Pump It Black Eyed Peas--- pure motivation in this song. Makes me actually run faster.

Pon De Replay Rihanna--- "Run, run, run, run, everybody run, run......"

Dancing With Myself Billy Idol--- because I'm usually running by myself

Groove Is in the Heart Dee Lite--- just for funsies

You Give Love a Bad Name Bon Jovi--- takes me back to high school

Let's Get It Started Black Eyed Peas--- great at the beginning of a run or race

Should I stay or Should I Go Now? The Clash ---- Great, fast beat

Born to Run Bruce Springsteen--- 'cause I probably wasn't, but it's a nice thought

I Am Free Newsboys--- Contemporary Christian song "I am free to run. I am free to dance. I am free to live for You. I am free." Just a great song.

We Shine Steve Fee--- Steve Fee ROCKS. My favorite Contemporary Christian song of all time. Check it out on You Tube . http://www.youtube.com/watch?v=YaPMSUYQmo4

Yes, I have Black Eyed Peas and Newsboys on the same list. I have, um, diverse taste in music!

Running news:

Just finished my LSD (long, slow, distance) of 6.2 in 1:13:30. Pretty slow, huh? That's an average 11:51 pace. I had a major knee issue halfway though. At about 2.8 miles, my usual knee pain below the knee cap started. Then, going up a big hill and elongating my stride, the pain spread all around and above the kneecap. It was a burning pain then my knee seemed to tighten up or lock up or something. I stopped, did a quad stretch and hamstring stretch and ran some more. It still really hurt.

I was afraid of injuring myself more, so I walked for about 2 minutes (I turned off my timer during part of this). Then stretched again. Oddly, the knee went from burning to feeling kind of cold and it loosened back up. I started to run again and the usual mild knee pain was there, but the new one was gone. I have no idea what was going on there. Did I have a nerve issue or ligament cramp or something?

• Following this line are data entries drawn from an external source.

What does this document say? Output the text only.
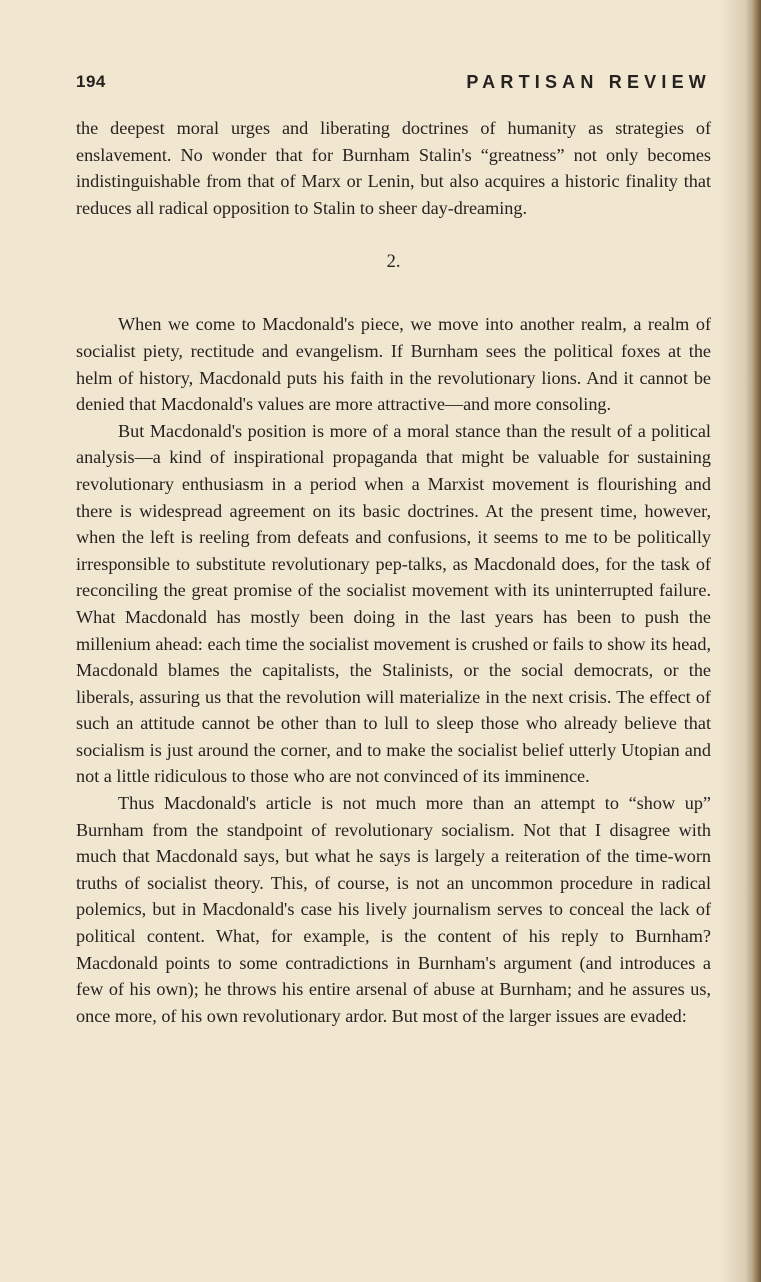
194	PARTISAN REVIEW

the deepest moral urges and liberating doctrines of humanity as strategies of enslavement. No wonder that for Burnham Stalin's “greatness” not only becomes indistinguishable from that of Marx or Lenin, but also acquires a historic finality that reduces all radical opposition to Stalin to sheer day-dreaming.

2.

When we come to Macdonald's piece, we move into another realm, a realm of socialist piety, rectitude and evangelism. If Burnham sees the political foxes at the helm of history, Macdonald puts his faith in the revolutionary lions. And it cannot be denied that Macdonald's values are more attractive—and more consoling.

But Macdonald's position is more of a moral stance than the result of a political analysis—a kind of inspirational propaganda that might be valuable for sustaining revolutionary enthusiasm in a period when a Marxist movement is flourishing and there is widespread agreement on its basic doctrines. At the present time, however, when the left is reeling from defeats and confusions, it seems to me to be politically irresponsible to substitute revolutionary pep-talks, as Macdonald does, for the task of reconciling the great promise of the socialist movement with its uninterrupted failure. What Macdonald has mostly been doing in the last years has been to push the millenium ahead: each time the socialist movement is crushed or fails to show its head, Macdonald blames the capitalists, the Stalinists, or the social democrats, or the liberals, assuring us that the revolution will materialize in the next crisis. The effect of such an attitude cannot be other than to lull to sleep those who already believe that socialism is just around the corner, and to make the socialist belief utterly Utopian and not a little ridiculous to those who are not convinced of its imminence.

Thus Macdonald's article is not much more than an attempt to “show up” Burnham from the standpoint of revolutionary socialism. Not that I disagree with much that Macdonald says, but what he says is largely a reiteration of the time-worn truths of socialist theory. This, of course, is not an uncommon procedure in radical polemics, but in Macdonald's case his lively journalism serves to conceal the lack of political content. What, for example, is the content of his reply to Burnham? Macdonald points to some contradictions in Burnham's argument (and introduces a few of his own); he throws his entire arsenal of abuse at Burnham; and he assures us, once more, of his own revolutionary ardor. But most of the larger issues are evaded:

I took a short 30-second walking Gatorade break at 4.9 and ran the rest of the way. (Including a dog chasing me at the 5.9 mark.) I felt good at the end. Mostly relieved it was over!

Saturday, January 5, 2008

Fartleking

According to http://www.time-to-run.com/,

The Definition of Fartlek

Derived from the Swedish term that means ‘Speed Play’, fartlek can provide an excellent endurance and strength session, as well as help improve your speed and race awareness. Fart=speed and lek=play

Today, we ran fartleks at the park. You'd think the "play" part would mean fun, but I'd have to say it was anything but fun.

We ran med/hard for 30 seconds, then 30 seconds recovery. Then 60 seconds the same way. Then 90 seconds, 2 full minutes, etc. What I discovered is that if you run "all out" for say, 90 seconds, 90 seconds of recovery IS NOT ENOUGH! At the end of the 90 seconds, I was breathing like an asthmatic having an attack. I could not will my legs to go any faster. My trainer tried, but by round two of the 30, 60, 90, 2 min. circuit, I was kaput.

Here's the sad part. I was trying to run 1/4 mile in the 2-minute time frame and I didn't make it on the second circuit. That's only an 8-minute pace. It's not like I was trying for a 6 minute pace or something. In my defense, I ran it in about 2 minutes, 3 seconds. Still I HATE not meeting a goal, albeit an arbitrary one. But, I continuously remind myself these mantras:

EVERY SPEED WORKOUT MAKES ME FASTER.

EVERY RUN MAKES ME A BETTER RUNNER.

Only three weeks until my next race day! I'll be running my big 10K (6.2 miles) on Feb. 2. I get to do a 6-miler on Monday to see how it feels. It'll be the longest distance of my life!

Tuesday, January 1, 2008

The fountain of youth




I think I discovered the fountain of youth in 2007 in two parts:


First, of course, is running. Running 10-15 miles a week the last part of 2007 made me healthier, happier, have more energy, look better, and feel more vibrant and young.


Second, keeping up with a toddler at the ripe old age of 37 has been incredibly fun and joyful. That'll keep you young. As I looked at her the other day sitting in a high chair, wearing a bib, eating a cracker and drinking from a sippy cup, I found myself thinking, "Wow, two years ago I thought I was done with sippies, bibs, and the like. But I'm so glad I wasn't." My little "bonus" baby has been such a blessing.